After purchasing your buy-to-let property, there’s still the issue of turning that investment into profit.
Landlords buy a house to rent for income, but it is more than a matter of balancing the accounts. Every month a property sits empty it’s costing you money, so how do you go about minimalizing that time?
Do Your Research
Even when the property you’re considering fits the bill financially, it might not suit your portfolio. Don’t just rely on the vendor’s brochure. Be better than your peers and visit the property, while you’re there explore the local area. Grab a coffee and spend some time talking to local businesses and get an idea for the type of tenant typically found there. Spreadsheet demographics can be manipulated, but personal experience can help you decide on how to renovate and target a better tenant.
This may not be intuitive, but you have to understand the community you are renting to if you want to be able to inspire the loyalty tenants need to feel in order to stay for years or decades, rather than just until something better comes along.
Renovate to Suit Your Target Tenants
Underspending is just as bad as over spending when it comes to renovations and refurbishment. It’s all well and good having a quality finish to every room, but not if it prices you out of the market for the street. Before you pay out, consider the basics. Every residential area has expectations from a property. Little things like being able to view the property at a convenient time and having the rooms deep cleaned before a new tenant moves in will show that you have a pride in your product. If you don’t have a sense of care and duty to your premises, why should your tenant?
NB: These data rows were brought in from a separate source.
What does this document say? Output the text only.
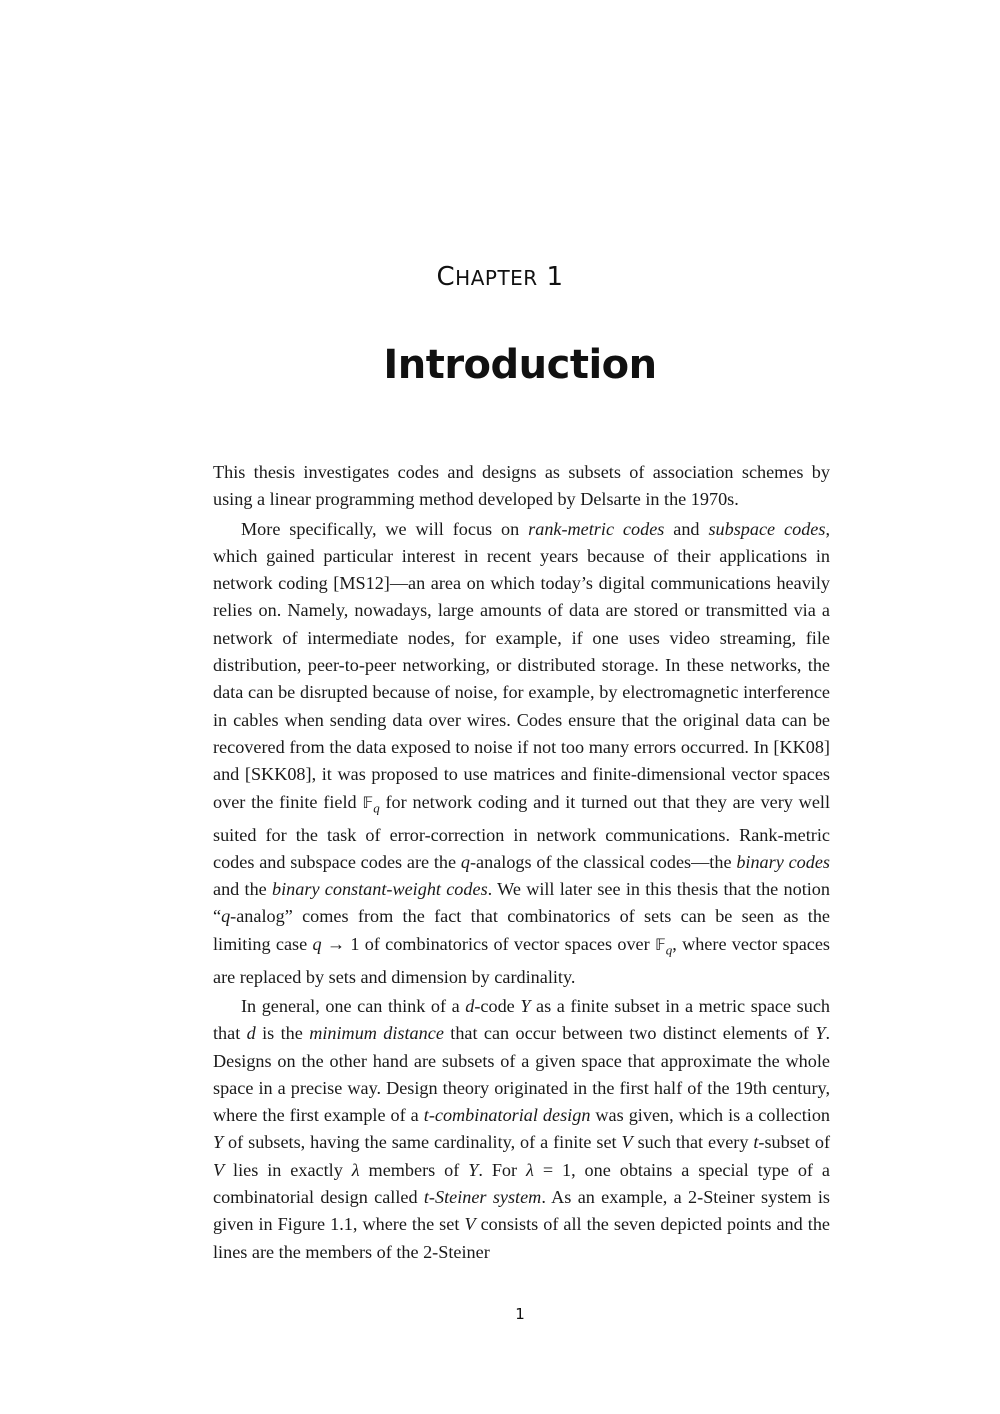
CHAPTER 1
Introduction

This thesis investigates codes and designs as subsets of association schemes by using a linear programming method developed by Delsarte in the 1970s.

More specifically, we will focus on rank-metric codes and subspace codes, which gained particular interest in recent years because of their applications in network coding [MS12]—an area on which today’s digital communications heavily relies on. Namely, nowadays, large amounts of data are stored or transmitted via a network of intermediate nodes, for example, if one uses video streaming, file distribution, peer-to-peer networking, or distributed storage. In these networks, the data can be disrupted because of noise, for example, by electromagnetic interference in cables when sending data over wires. Codes ensure that the original data can be recovered from the data exposed to noise if not too many errors occurred. In [KK08] and [SKK08], it was proposed to use matrices and finite-dimensional vector spaces over the finite field 𝔽$_q$ for network coding and it turned out that they are very well suited for the task of error-correction in network communications. Rank-metric codes and subspace codes are the q-analogs of the classical codes—the binary codes and the binary constant-weight codes. We will later see in this thesis that the notion “q-analog” comes from the fact that combinatorics of sets can be seen as the limiting case q → 1 of combinatorics of vector spaces over 𝔽$_q$, where vector spaces are replaced by sets and dimension by cardinality.

In general, one can think of a d-code Y as a finite subset in a metric space such that d is the minimum distance that can occur between two distinct elements of Y. Designs on the other hand are subsets of a given space that approximate the whole space in a precise way. Design theory originated in the first half of the 19th century, where the first example of a t-combinatorial design was given, which is a collection Y of subsets, having the same cardinality, of a finite set V such that every t-subset of V lies in exactly λ members of Y. For λ = 1, one obtains a special type of a combinatorial design called t-Steiner system. As an example, a 2-Steiner system is given in Figure 1.1, where the set V consists of all the seven depicted points and the lines are the members of the 2-Steiner

1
Renovating to attract long-term tenants involves using higher quality materials and better workmanship. It is more expensive in the short term, but it allows your renters to feel like the residence is truly their home, not just where they happen to be living. That kind of pride in the dwelling pays off not just in terms of the rental not being empty, but in lower repair and maintenance costs for as long as those tenants stay with you.
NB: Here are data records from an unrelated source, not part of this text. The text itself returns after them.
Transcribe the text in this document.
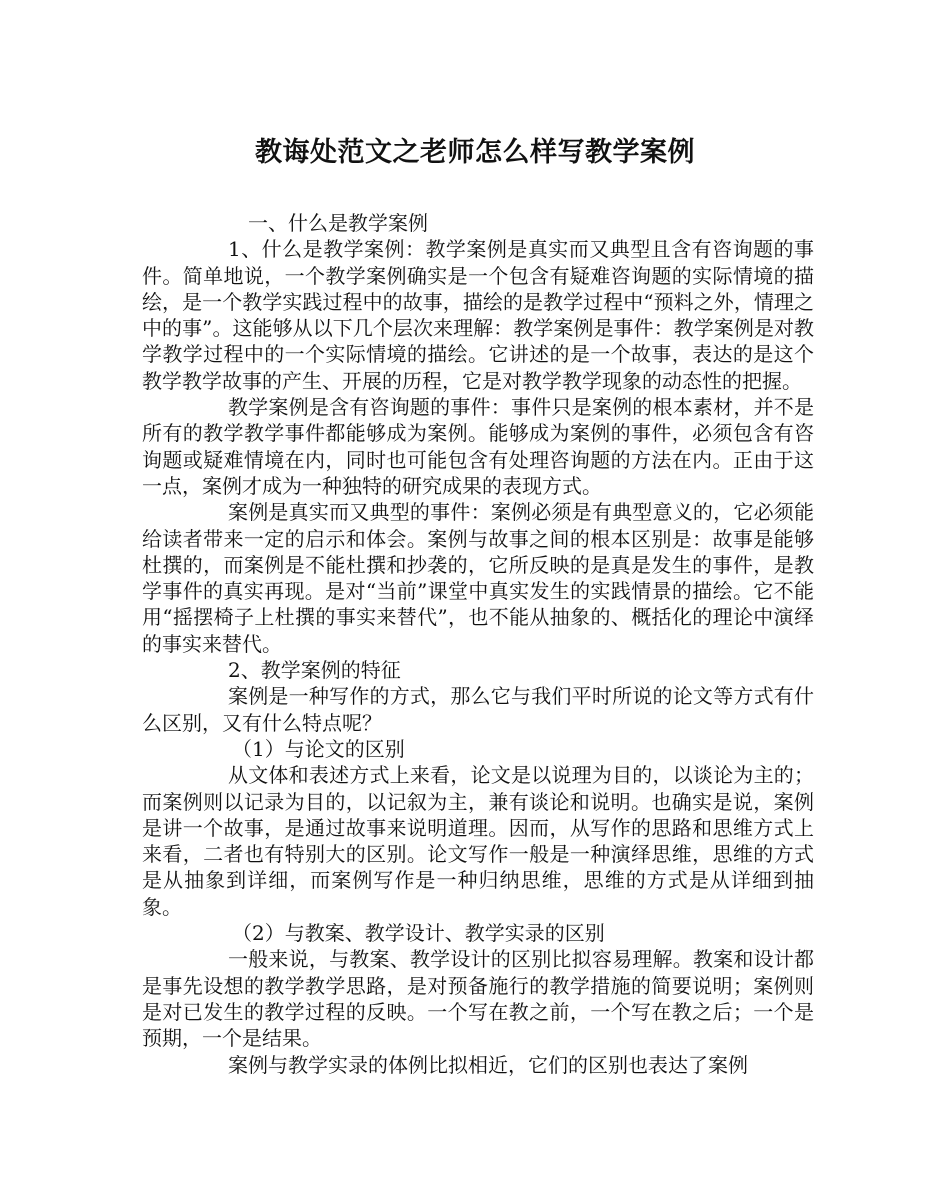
教诲处范文之老师怎么样写教学案例

一、什么是教学案例

1、什么是教学案例：教学案例是真实而又典型且含有咨询题的事件。简单地说，一个教学案例确实是一个包含有疑难咨询题的实际情境的描绘，是一个教学实践过程中的故事，描绘的是教学过程中“预料之外，情理之中的事”。这能够从以下几个层次来理解：教学案例是事件：教学案例是对教学教学过程中的一个实际情境的描绘。它讲述的是一个故事，表达的是这个教学教学故事的产生、开展的历程，它是对教学教学现象的动态性的把握。

教学案例是含有咨询题的事件：事件只是案例的根本素材，并不是所有的教学教学事件都能够成为案例。能够成为案例的事件，必须包含有咨询题或疑难情境在内，同时也可能包含有处理咨询题的方法在内。正由于这一点，案例才成为一种独特的研究成果的表现方式。

案例是真实而又典型的事件：案例必须是有典型意义的，它必须能给读者带来一定的启示和体会。案例与故事之间的根本区别是：故事是能够杜撰的，而案例是不能杜撰和抄袭的，它所反映的是真是发生的事件，是教学事件的真实再现。是对“当前”课堂中真实发生的实践情景的描绘。它不能用“摇摆椅子上杜撰的事实来替代”，也不能从抽象的、概括化的理论中演绎的事实来替代。

2、教学案例的特征

案例是一种写作的方式，那么它与我们平时所说的论文等方式有什么区别，又有什么特点呢？

（1）与论文的区别

从文体和表述方式上来看，论文是以说理为目的，以谈论为主的；而案例则以记录为目的，以记叙为主，兼有谈论和说明。也确实是说，案例是讲一个故事，是通过故事来说明道理。因而，从写作的思路和思维方式上来看，二者也有特别大的区别。论文写作一般是一种演绎思维，思维的方式是从抽象到详细，而案例写作是一种归纳思维，思维的方式是从详细到抽象。

（2）与教案、教学设计、教学实录的区别

一般来说，与教案、教学设计的区别比拟容易理解。教案和设计都是事先设想的教学教学思路，是对预备施行的教学措施的简要说明；案例则是对已发生的教学过程的反映。一个写在教之前，一个写在教之后；一个是预期，一个是结果。

案例与教学实录的体例比拟相近，它们的区别也表达了案例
Be ‘Present’ as a Landlord
That is not to say turn up personally when the boiler breaks at 2 am with your gas engineer, but be covered for the eventuality. Where there are guidelines from the local councils, follow them. Get to know the housing teams. Earn a reputation with them and your tenants by responding quickly and with the same level of attention to any problems that might arise. If you use a letting agent, make sure they have the same focus.
Ask the agent to draw attention to aspects of the contract that are important to you and to your property when signing up tenants. A good measure is to consider how you would feel if it was your own home. If a tenant can trust their landlord and their agency to make repairs effectively they are less likely to look for somewhere else when something goes wrong. Like in any other transaction good will hard to account for financially, yet vitally important to long-term business. Better still, a helpful and accessible landlord will receive plenty of recommendations which in turn builds a waiting list of tenants who want the same level of service.